The Document's Origins
For more than a century, scholars and researchers searched for a printed version of Haiti's Declaration of Independence. In December 1952, the Haitian intellectual Edmond Mangonès wrote to his country's Commission of Social Sciences on the 150th anniversary of independence to report on what he thought happened to the original printed version.
"You have asked me -- and many others similarly preoccupied by the mystery of the original of our national Declaration of Independence -- what I have concluded about its disappearance. .... All searches to date have been in vain, as we know. .... Our writers and intellectuals like Ardouin, Madiou, and St. Remy did not concern themselves with the fate of an original, ... or even with a printed copy from the original time period. ... It is really beyond belief that not even a copy of the original printed version has been found in France, or in England, or in the United States."
And so the mystery remained until this past February, when Duke graduate student Julia Gaffield found the declaration -- only the second such document in the world after the U.S. Declaration of Independence -- while conducting research for her doctoral dissertation.
How did this copy end up in the British Archives? It apparently arrived there after a stop in Jamaica.
Haiti declared its independence from France on Jan. 1, 1804. The British, then at war with France, used Haiti's independence as leverage to jockey for power in the Caribbean. Edward Corbet, a British government agent, traveled twice from the British colony of Jamaica to Haiti to propose greater trade of European manufactured goods for Haiti's chief exports -- coffee, sugar, cotton and cocoa. Haitian leader Jean-Jacques Dessalines also demanded arms and ammunition, but the British denied his request.
After Corbet's second trip, he wrote a letter to then-Gov. George Nugent of Jamaica. Enclosed in his letter, now at the National Library of Jamaica, was a handwritten version of Haiti's Declaration of Independence. The letter also refers to a printed copy of the declaration, saying "The copy I have now the honor of presenting to you had not been an hour from the press."
Corbet was apparently referring to a printed pamphlet of the document, although no such copy is known to exist today in Jamaica's archives. Haiti's leaders probably produced the pamphlet to mail to other governments and international newspapers, says Deborah Jenson, a Duke professor who has studied the U.S. publication of Haitian documents. Unfortunately, Jenson says, newspapers in the early 19th century did not generally keep good records. Indeed, poor record keeping during the first 50 years of Haiti's independence makes this era of the nation's history difficult to reconstruct.

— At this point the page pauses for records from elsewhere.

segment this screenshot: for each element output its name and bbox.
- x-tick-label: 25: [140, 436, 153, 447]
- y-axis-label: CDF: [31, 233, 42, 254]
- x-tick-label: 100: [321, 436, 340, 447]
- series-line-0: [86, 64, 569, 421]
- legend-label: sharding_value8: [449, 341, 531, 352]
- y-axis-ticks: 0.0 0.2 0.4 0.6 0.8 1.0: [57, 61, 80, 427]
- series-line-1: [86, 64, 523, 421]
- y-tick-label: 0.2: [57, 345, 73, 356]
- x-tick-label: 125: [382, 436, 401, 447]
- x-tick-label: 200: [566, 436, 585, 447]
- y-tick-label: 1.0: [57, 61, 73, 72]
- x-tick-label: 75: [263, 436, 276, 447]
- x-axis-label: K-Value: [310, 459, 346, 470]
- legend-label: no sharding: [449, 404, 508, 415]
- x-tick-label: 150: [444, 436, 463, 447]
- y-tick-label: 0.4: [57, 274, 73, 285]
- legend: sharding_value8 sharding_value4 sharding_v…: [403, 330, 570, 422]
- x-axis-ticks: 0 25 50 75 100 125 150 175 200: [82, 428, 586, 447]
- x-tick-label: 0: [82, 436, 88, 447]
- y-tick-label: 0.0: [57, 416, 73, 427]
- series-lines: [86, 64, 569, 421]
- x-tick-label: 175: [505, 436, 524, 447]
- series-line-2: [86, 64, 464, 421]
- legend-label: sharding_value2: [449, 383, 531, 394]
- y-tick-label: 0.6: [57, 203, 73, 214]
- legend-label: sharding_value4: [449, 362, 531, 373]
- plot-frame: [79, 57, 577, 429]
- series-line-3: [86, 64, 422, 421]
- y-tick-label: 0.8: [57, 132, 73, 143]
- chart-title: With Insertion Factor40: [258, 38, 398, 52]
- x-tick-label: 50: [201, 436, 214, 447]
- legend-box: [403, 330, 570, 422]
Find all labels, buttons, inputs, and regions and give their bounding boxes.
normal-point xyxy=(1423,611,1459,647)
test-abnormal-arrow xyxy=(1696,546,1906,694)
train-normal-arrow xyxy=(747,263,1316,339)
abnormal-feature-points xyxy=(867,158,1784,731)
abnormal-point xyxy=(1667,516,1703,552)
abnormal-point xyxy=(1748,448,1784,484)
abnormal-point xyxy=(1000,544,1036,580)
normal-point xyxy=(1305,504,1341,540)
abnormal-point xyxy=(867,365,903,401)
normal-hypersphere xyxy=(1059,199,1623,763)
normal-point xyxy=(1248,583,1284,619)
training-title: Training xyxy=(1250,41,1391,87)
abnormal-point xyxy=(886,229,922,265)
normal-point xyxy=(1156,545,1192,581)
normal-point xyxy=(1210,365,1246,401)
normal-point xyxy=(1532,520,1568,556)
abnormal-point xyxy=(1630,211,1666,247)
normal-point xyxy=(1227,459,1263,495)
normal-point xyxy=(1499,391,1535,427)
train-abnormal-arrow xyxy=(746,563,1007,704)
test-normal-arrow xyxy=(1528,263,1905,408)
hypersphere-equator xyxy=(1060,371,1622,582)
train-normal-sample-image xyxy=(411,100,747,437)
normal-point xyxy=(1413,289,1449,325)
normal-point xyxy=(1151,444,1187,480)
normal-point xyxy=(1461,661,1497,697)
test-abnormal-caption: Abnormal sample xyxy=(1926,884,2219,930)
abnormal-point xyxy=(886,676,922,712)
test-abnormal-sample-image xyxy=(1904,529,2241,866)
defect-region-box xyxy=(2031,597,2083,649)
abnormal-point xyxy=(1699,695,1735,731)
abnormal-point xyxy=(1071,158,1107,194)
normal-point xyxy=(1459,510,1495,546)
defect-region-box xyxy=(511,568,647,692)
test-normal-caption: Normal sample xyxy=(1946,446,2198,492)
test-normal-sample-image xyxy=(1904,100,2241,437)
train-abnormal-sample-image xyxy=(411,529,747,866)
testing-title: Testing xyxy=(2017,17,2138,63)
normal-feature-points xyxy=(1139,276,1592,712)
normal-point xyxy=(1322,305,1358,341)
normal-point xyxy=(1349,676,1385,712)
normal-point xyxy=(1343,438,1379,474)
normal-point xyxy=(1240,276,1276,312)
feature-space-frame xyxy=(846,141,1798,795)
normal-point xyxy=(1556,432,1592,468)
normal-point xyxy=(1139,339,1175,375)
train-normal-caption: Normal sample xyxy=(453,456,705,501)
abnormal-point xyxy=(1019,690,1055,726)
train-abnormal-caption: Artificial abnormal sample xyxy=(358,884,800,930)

The eight-page pamphlet contained three parts. The first is an introduction, the second is the actual declaration and the third – signed by several government officials – is a letter nominating Dessalines to be governor-general of Haiti for life.
The emotionally charged declaration is an indictment of the French "barbarians"; Gaffield calls it "a call to arms, a rejection of the colonial order."
It reads, in part:
Everything revives the memories of the cruelties of this barbarous people: our laws, our manners, our cities, everything still bears the stamp of the French. Indeed! There are still Frenchmen in our island, and yet you believe yourself free and independent of that republic, which, it is true, has fought all nations, but which has never defeated those who wished to be free.
The document, written in the first-person, speaks directly to the Haitian people, asking them to make a vow to live free or die. The incendiary text, produced after a period of brutal war against the French, is a virulent denunciation of the former colonizers. Dessalines later ordered the mass execution of most of the hundreds of remaining French whites living on the island, though other whites were spared and indeed granted Haitian citizenship.
According to 19th-century Haitian historian Beaubrun Ardouin, the author of the declaration is Louis Boisrond-Tonnerre, chosen by the reportedly illiterate Dessalines when he heard Boisrond-Tonnerre say the declaration "should be written with the skin of a white man for parchment, his skull for a desk, his blood for ink and a bayonet for a pen."
However, there is evidence Dessalines may have had more influence over the language in the declaration than previously thought, Jenson says.
"The Haitian tradition says it was authored by a secretary of his, but all of the major independence documents produced by different secretaries share a distinctive authorial voice that rivals the originality of other major thinkers of the African diasporan tradition," Jenson says.
In any case, Gaffield knew from Corbet's correspondence, which she had read in Jamaica's archives, that he had sent a copy of the pamphlet to Nugent. So she was on the lookout for it when she began reviewing related materials in the British National Archives.
Sure enough, she found it hiding in plain view in a leather-bound volume there. It was bound in a series of documents forwarded on March 10, 1804, from Nugent to Lord Robert Hobart in London. More than two centuries would pass before Gaffield discovered it anew.